Mathematics > Numerical Analysis
[Submitted on 21 Dec 2018]
Title:Entropy Stable Discontinuous Galerkin Schemes on Moving Meshes with Summation-by-Parts Property for Hyperbolic Conservation Laws
View PDFAbstract:This work is focused on the entropy analysis of a semi-discrete nodal discontinuous Galerkin spectral element method (DGSEM) on moving meshes for hyperbolic conservation laws. The DGSEM is constructed with a local tensor-product Lagrange-polynomial basis computed from Legendre-Gauss-Lobatto (LGL) points. Furthermore, the collocation of interpolation and quadrature nodes is used in the spatial discretization. This approach leads to discrete derivative approximations in space that are summation-by-parts (SBP) operators. On a static mesh, the SBP property and suitable two-point flux functions, which satisfy the entropy condition from Tadmor, allow to mimic results from the continuous entropy analysis on the discrete level. In this paper, Tadmor's condition is extended to the moving mesh framework. Based on the moving mesh entropy condition, entropy conservative two-point flux functions for the homogeneous shallow water equations and the compressible Euler equations are constructed. Furthermore, it will be proven that the semi-discrete moving mesh DGSEM is an entropy conservative scheme when a two-point flux function, which satisfies the moving mesh entropy condition, is applied in the split form DG framework. This proof does not require any exactness of quadrature in the spatial integrals of the variational form.

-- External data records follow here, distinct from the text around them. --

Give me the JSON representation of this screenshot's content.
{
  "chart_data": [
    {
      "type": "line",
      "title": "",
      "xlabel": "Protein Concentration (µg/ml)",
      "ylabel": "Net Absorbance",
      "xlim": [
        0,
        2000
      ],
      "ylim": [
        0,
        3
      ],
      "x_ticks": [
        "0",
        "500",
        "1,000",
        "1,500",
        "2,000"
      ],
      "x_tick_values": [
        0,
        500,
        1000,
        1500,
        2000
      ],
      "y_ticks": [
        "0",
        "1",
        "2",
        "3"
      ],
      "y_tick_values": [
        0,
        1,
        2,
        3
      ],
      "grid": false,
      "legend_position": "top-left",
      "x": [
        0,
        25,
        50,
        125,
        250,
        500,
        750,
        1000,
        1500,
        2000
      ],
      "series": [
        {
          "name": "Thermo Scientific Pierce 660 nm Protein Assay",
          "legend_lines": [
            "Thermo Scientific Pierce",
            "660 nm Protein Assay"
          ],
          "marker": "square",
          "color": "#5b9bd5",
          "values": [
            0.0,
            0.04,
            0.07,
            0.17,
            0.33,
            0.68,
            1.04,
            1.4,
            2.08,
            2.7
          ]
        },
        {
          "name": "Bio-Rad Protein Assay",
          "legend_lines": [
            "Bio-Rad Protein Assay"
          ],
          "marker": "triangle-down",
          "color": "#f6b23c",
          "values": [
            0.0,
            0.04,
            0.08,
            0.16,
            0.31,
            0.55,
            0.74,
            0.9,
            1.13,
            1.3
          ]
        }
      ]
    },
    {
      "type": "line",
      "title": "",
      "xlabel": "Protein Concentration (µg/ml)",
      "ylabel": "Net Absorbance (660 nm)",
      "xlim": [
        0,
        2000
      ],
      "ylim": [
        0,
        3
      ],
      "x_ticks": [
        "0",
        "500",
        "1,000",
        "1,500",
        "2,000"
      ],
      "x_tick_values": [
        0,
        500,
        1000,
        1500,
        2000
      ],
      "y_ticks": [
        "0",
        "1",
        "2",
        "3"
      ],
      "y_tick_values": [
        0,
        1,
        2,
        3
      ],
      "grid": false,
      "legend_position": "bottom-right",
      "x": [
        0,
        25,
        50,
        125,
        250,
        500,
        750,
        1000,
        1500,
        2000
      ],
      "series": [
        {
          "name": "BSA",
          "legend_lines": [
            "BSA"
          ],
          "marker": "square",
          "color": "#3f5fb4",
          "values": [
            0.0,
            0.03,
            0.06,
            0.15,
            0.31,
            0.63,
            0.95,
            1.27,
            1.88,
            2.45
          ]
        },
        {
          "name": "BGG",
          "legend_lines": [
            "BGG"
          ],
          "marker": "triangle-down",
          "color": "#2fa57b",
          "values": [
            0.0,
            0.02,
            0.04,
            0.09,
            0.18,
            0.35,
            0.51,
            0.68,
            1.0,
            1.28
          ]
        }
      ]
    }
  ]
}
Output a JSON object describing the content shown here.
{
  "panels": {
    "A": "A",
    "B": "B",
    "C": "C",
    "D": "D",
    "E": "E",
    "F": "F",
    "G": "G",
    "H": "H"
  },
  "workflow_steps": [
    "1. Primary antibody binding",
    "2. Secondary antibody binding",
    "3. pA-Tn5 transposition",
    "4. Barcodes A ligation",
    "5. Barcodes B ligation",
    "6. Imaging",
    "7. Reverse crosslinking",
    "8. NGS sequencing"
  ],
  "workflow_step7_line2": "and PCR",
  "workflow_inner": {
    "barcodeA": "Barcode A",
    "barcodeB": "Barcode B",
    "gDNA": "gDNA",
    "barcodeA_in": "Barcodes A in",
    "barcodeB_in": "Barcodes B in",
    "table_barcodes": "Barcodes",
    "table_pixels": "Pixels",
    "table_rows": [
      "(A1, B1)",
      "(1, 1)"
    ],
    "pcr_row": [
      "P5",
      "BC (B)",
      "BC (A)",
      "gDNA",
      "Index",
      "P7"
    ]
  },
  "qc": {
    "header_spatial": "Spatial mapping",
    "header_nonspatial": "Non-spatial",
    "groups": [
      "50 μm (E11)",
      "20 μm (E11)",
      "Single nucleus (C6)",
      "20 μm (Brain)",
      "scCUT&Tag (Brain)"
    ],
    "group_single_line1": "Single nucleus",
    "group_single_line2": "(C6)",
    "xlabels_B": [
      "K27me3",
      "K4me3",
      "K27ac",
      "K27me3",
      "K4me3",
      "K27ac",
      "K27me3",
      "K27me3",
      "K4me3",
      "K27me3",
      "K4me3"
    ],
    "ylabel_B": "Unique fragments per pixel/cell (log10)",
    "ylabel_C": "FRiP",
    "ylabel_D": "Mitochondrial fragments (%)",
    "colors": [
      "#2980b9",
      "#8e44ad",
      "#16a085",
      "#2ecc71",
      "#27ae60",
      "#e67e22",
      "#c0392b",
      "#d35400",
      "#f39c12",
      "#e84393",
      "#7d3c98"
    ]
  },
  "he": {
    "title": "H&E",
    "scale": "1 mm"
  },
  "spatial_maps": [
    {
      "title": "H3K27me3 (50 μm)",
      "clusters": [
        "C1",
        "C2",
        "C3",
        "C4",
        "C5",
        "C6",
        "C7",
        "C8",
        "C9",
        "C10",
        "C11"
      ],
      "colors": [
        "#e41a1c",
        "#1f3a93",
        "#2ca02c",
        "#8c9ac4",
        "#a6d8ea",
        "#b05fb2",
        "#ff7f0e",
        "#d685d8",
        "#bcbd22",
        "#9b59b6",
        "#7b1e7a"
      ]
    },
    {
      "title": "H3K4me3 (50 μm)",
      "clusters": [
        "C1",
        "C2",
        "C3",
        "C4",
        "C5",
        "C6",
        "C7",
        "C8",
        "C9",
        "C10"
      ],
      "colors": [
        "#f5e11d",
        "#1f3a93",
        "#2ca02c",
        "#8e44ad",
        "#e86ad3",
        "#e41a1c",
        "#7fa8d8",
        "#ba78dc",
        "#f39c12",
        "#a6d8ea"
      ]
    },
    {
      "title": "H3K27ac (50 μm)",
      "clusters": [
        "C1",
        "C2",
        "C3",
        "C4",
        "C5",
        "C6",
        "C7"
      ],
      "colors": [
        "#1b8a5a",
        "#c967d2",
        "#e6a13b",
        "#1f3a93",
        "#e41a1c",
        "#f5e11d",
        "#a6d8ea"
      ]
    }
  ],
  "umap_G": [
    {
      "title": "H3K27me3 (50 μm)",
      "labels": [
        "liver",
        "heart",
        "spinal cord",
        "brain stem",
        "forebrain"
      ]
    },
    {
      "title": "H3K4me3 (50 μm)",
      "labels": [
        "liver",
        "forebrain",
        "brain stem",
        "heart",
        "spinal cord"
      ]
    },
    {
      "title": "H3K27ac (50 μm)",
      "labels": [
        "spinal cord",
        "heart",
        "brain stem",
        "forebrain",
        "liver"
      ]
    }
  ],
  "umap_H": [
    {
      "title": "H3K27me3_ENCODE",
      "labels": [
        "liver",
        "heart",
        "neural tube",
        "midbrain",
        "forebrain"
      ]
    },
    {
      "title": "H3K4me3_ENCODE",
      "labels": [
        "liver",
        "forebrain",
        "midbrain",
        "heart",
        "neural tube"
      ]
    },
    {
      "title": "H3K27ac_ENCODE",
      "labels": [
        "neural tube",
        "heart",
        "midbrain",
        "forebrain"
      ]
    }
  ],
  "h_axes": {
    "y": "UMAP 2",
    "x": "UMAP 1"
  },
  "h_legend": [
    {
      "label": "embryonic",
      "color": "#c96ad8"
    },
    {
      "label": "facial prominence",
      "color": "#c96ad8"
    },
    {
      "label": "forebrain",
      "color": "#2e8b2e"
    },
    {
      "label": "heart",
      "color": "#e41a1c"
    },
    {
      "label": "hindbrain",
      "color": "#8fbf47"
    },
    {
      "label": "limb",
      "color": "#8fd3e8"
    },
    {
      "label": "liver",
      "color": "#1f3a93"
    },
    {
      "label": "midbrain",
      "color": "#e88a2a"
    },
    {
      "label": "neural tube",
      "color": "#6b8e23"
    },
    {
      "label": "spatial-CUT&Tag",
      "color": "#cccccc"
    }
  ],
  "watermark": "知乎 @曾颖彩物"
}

Nevertheless, entropy conservation is not sufficient to tame discontinuities in the numerical solution and thus the entropy conservative moving mesh DGSEM is modified by adding numerical dissipation matrices to the entropy conservative fluxes. Then, the method becomes entropy stable such that the discrete mathematical entropy is bounded at any time by its initial and boundary data when the boundary conditions are specified appropriately. The theoretical properties of the moving mesh DGSEM will be validated by numerical experiments for the compressible Euler equations.